Quand les gobelins pénétrèrent finalement dans la cité, ils la trouvèrent complètement déserte. Ils regardèrent avec colère les navires qui s’éloignaient vers l’est pour rejoindre la flottille de Targos et de Termalaine. Bremen était trop éloigné de tout pour être d’une quelconque utilité à Akar Kessell, et donc, contrairement à la cité de Termalaine qui avait été convertie en camp de base, cette ville fut réduite en cendres.

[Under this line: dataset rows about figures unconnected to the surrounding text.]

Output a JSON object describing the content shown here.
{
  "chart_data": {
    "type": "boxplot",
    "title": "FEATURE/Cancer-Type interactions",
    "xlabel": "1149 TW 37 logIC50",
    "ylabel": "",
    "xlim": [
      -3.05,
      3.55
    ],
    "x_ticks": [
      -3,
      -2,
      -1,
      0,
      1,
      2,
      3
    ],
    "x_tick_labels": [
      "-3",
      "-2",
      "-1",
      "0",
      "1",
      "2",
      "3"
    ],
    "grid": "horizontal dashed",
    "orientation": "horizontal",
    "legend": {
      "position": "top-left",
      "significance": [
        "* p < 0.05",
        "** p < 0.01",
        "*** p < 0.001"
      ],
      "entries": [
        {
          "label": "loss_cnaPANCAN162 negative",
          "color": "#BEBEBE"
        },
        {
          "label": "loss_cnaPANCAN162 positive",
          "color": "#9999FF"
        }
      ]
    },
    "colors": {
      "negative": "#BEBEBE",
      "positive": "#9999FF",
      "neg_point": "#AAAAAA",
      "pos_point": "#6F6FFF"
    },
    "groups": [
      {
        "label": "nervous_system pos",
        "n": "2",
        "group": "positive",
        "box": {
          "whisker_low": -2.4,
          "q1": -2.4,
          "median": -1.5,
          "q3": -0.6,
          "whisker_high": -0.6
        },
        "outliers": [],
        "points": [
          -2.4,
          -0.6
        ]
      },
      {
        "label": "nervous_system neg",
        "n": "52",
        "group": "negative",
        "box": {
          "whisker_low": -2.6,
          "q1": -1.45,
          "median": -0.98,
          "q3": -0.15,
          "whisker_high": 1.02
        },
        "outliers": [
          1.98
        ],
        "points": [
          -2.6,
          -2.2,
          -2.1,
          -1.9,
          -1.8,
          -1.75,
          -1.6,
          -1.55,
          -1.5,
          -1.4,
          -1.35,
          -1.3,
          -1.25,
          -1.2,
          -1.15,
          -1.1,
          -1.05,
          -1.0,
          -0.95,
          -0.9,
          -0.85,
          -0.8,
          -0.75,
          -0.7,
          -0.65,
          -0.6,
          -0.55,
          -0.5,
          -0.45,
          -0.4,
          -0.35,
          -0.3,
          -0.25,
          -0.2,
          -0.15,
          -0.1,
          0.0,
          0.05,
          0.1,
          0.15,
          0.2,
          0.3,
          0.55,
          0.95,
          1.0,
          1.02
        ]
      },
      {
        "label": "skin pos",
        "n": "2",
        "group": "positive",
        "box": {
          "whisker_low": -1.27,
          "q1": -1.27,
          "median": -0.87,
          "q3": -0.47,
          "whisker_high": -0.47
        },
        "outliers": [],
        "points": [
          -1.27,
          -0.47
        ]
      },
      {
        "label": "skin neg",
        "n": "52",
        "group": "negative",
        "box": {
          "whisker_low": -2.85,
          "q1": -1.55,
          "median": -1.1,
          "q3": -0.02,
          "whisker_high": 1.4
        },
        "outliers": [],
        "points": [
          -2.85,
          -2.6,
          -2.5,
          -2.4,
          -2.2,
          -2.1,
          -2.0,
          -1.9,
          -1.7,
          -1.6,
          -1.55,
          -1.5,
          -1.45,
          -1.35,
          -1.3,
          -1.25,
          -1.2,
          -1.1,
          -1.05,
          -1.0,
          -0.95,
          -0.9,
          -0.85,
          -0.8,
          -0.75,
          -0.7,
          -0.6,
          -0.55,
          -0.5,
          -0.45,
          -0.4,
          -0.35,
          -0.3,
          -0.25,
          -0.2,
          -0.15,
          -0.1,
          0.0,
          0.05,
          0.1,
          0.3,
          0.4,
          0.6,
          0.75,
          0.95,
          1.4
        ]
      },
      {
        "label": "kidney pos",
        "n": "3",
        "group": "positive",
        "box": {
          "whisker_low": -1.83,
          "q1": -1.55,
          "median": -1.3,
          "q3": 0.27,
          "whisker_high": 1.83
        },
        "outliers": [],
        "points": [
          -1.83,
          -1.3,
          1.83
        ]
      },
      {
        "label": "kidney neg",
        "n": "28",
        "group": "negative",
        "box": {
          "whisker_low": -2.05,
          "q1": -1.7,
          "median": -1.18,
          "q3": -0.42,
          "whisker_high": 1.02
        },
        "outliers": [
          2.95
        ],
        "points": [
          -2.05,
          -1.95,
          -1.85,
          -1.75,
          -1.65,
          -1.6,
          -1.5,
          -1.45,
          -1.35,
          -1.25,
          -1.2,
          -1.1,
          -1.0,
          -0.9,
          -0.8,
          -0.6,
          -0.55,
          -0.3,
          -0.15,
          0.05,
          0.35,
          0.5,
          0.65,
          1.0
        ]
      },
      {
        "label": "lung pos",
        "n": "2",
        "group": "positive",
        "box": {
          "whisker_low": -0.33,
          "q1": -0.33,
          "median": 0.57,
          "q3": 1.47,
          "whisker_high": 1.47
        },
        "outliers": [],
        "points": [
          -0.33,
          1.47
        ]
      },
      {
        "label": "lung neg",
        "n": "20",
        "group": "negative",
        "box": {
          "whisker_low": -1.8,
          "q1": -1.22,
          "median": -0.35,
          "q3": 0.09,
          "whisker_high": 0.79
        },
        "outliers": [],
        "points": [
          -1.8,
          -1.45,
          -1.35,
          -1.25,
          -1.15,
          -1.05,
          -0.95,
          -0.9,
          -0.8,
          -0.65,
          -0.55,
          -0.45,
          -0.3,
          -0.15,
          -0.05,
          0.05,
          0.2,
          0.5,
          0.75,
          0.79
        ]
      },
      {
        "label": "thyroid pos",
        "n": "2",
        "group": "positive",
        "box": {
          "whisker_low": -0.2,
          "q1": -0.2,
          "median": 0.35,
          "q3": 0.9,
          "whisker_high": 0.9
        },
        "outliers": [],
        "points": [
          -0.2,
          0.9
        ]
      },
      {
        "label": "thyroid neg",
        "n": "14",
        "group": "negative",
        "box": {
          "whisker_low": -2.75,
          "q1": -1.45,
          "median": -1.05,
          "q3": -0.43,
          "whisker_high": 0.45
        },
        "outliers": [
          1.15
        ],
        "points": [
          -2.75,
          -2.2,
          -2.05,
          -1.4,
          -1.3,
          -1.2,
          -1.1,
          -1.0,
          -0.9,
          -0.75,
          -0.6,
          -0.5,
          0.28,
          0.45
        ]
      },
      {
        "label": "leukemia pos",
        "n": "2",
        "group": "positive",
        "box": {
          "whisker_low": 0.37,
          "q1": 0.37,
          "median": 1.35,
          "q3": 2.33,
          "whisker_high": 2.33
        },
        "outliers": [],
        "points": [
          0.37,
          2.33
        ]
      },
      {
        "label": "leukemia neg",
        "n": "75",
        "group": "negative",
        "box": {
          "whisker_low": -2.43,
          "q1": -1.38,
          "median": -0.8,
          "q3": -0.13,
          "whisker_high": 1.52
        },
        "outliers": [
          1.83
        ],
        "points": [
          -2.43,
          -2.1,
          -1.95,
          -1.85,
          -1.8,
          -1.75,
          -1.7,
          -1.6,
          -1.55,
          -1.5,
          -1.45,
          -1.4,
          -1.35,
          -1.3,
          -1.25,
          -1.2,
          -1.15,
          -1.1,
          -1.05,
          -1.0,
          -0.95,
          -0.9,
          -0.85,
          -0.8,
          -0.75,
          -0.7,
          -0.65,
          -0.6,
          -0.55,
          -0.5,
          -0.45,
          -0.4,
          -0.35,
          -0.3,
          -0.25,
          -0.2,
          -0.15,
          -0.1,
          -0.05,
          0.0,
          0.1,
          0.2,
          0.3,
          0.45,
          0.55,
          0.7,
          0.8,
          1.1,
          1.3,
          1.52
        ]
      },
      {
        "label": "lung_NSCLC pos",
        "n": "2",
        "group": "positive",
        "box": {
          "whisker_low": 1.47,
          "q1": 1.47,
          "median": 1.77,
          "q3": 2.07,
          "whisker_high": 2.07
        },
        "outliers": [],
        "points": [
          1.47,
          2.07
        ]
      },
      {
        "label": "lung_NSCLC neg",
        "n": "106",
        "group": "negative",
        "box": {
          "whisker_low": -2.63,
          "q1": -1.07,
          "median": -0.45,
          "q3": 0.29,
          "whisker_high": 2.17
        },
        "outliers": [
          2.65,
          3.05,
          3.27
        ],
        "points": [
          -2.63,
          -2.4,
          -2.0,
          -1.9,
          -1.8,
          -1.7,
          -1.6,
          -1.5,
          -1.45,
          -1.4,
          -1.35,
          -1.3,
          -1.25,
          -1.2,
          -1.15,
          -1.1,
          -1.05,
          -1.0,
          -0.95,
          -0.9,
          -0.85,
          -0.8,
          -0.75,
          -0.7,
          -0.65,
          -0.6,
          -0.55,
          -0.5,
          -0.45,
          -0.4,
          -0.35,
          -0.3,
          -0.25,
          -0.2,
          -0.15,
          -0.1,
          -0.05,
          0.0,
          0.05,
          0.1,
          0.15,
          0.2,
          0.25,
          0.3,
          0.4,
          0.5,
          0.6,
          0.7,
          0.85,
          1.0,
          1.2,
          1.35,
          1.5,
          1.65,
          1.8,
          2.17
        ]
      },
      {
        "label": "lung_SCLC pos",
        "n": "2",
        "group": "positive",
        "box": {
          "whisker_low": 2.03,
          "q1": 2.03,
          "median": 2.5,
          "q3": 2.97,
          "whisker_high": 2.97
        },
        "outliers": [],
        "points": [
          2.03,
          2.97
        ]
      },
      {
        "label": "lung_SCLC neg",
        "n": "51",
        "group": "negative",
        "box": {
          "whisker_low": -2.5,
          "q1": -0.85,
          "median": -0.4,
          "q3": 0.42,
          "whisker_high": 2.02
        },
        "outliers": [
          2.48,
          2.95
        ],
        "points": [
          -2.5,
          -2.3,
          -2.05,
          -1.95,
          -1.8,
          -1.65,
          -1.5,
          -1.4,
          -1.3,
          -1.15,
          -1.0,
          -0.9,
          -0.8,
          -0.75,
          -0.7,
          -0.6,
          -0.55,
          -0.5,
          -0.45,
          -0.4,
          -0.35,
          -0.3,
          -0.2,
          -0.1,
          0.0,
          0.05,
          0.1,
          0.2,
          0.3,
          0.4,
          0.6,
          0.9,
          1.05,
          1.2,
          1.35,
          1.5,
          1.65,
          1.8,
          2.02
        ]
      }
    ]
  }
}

Sur le lac, les derniers sans-abri victimes de la destruction aveugle de Kessell regardèrent avec impuissance leurs demeures s’écrouler en amas de décombres fumants.
Du haut des murs de Bryn Shander, Cassius et Régis observaient également la scène.
— Il a commis une autre erreur, dit Cassius au halfelin.
— Laquelle ?
— Kessell a mis au pied du mur les habitants de Targos, de Termalaine, de Caer-Konig, de Caer-Dineval et maintenant de Bremen, expliqua Cassius. Ils n’ont nulle part où aller à présent. Leur seul espoir réside dans la victoire.
— Ce n’est pas un bien grand espoir, remarqua Régis. Tu as vu ce que la tour peut faire. Et même sans elle, l’armée de Kessell peut tous nous détruire ! Comme il l’a dit, il a toutes les cartes en main.
— Peut-être, concéda Cassius. Le sorcier croit qu’il est invincible, cela, c’est certain. Et c’est une erreur, mon ami. Le plus doux des animaux se battra avec courage s’il est mis dos au mur, car il n’aura plus rien à perdre. Un homme pauvre est plus meurtrier qu’un homme riche, car la vie a moins de valeur pour lui. Et un homme sans abri, coincé sur les steppes gelées, quand les premiers vents de l’hiver commencent déjà à souffler, est de fait un ennemi redoutable !
» Ne crains rien, petit ami, continua Cassius. Lors du conseil de ce matin, nous devrions être à même de trouver un moyen de tirer profit des faiblesses du sorcier.
Régis hocha la tête, incapable de contester la logique élémentaire du porte-parole et peu disposé à contredire son optimisme. Mais malgré tout, comme il scrutait les rangs fournis de gobelins et d’orques qui entouraient la ville, le halfelin n’avait que peu d’espoir.
Il regarda vers le nord, où la poussière était finalement retombée sur la vallée des nains. La Rampe de Bruenor n’existait plus, elle s’était écroulée avec le reste de la falaise quand les nains avaient obstrué l’entrée de leurs cavernes.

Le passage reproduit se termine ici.